A pesar de las divisiones entre diversas regiones y grupos de población, Ucrania ya se había definido en gran medida como una nación en 2014, y cada paso que el Kremlin dio para perturbar el país en los años siguientes no hizo sino fortalecer esa identidad y hacerla más antirrusa, culminando en una resistencia nacional tras la invasión de 2022. Esa resistencia fue predicha por los servicios de inteligencia de Putin, pero nunca fue tomada en serio por el aislado líder ruso, que se había convertido en rehén de sus propias ideas y había llevado a su propio país al desastre.
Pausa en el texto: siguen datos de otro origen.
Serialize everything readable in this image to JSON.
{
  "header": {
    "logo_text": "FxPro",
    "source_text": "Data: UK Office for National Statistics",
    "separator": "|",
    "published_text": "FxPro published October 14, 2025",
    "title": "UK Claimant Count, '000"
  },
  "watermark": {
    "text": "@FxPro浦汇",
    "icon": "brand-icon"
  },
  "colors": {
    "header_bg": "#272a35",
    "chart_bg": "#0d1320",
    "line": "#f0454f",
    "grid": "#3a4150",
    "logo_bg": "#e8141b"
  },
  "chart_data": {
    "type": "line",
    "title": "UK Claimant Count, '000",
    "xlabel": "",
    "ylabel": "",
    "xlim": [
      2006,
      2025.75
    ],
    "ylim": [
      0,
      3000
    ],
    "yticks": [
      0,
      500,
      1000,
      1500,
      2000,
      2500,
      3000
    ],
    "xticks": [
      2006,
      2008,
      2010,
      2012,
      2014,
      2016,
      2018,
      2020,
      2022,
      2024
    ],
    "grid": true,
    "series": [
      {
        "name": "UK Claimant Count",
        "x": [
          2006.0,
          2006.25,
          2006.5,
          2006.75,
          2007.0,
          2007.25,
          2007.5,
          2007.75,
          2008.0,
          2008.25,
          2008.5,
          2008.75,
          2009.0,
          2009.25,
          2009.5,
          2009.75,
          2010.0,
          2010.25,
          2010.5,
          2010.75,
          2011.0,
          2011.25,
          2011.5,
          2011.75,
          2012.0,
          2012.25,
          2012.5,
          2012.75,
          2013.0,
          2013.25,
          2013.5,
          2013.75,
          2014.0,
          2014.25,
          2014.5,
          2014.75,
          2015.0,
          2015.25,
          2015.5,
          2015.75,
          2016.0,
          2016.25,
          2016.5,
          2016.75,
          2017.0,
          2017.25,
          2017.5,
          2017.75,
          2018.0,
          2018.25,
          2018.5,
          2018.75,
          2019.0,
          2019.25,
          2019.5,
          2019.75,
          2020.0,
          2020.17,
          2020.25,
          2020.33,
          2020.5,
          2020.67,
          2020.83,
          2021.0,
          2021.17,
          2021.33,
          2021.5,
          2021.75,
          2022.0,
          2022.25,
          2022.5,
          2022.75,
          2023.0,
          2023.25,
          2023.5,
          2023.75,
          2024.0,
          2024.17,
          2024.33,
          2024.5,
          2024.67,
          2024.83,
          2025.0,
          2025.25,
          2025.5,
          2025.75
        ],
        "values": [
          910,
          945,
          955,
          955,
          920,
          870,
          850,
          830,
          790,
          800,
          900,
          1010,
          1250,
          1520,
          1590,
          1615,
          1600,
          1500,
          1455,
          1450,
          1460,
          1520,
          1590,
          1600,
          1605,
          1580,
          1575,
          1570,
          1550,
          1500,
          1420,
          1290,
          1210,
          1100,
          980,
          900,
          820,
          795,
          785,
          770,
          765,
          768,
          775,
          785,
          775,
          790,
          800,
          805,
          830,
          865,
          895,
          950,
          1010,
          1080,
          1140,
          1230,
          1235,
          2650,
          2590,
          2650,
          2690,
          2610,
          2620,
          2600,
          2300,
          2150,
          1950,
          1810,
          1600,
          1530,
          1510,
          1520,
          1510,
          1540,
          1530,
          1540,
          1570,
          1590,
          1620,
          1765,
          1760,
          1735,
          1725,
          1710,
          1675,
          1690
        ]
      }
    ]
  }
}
La oportunidad de Rusia de redefinirse en el orden mundial se cerró cuando las primeras bombas y misiles rusos alcanzaron Ucrania. Es imposible saber cómo acabará esta fea guerra, pero una cosa está clara: esas oportunidades perdidas no volverán jamás.
Incluso si Ucrania consigue una victoria a gran escala, como la definió el Presidente ucraniano Volodymyr Zelensky, ello no se traducirá necesariamente en la democratización de Rusia.
Dado que Putin puede ordenar el uso de armas nucleares si cree que la supervivencia de su régimen está amenazada, la posibilidad de una victoria ucraniana completa parece escasa mientras siga al mando, lo que podría ser durante bastante tiempo. Mientras tanto, Rusia irá derivando gradualmente hacia un modelo económico y político parecido al de Irán, y dependerá cada vez más de China.
La mayor tribulación para Rusia puede ser que ese resultado al estilo iraní podría ser bastante duradero, y cada año que dure disminuirán aún más las posibilidades de que Rusia resuelva el conflicto con Ucrania, se arrepienta del daño causado, restablezca los lazos con el mundo exterior y aporte equilibrio y pragmatismo a su política exterior.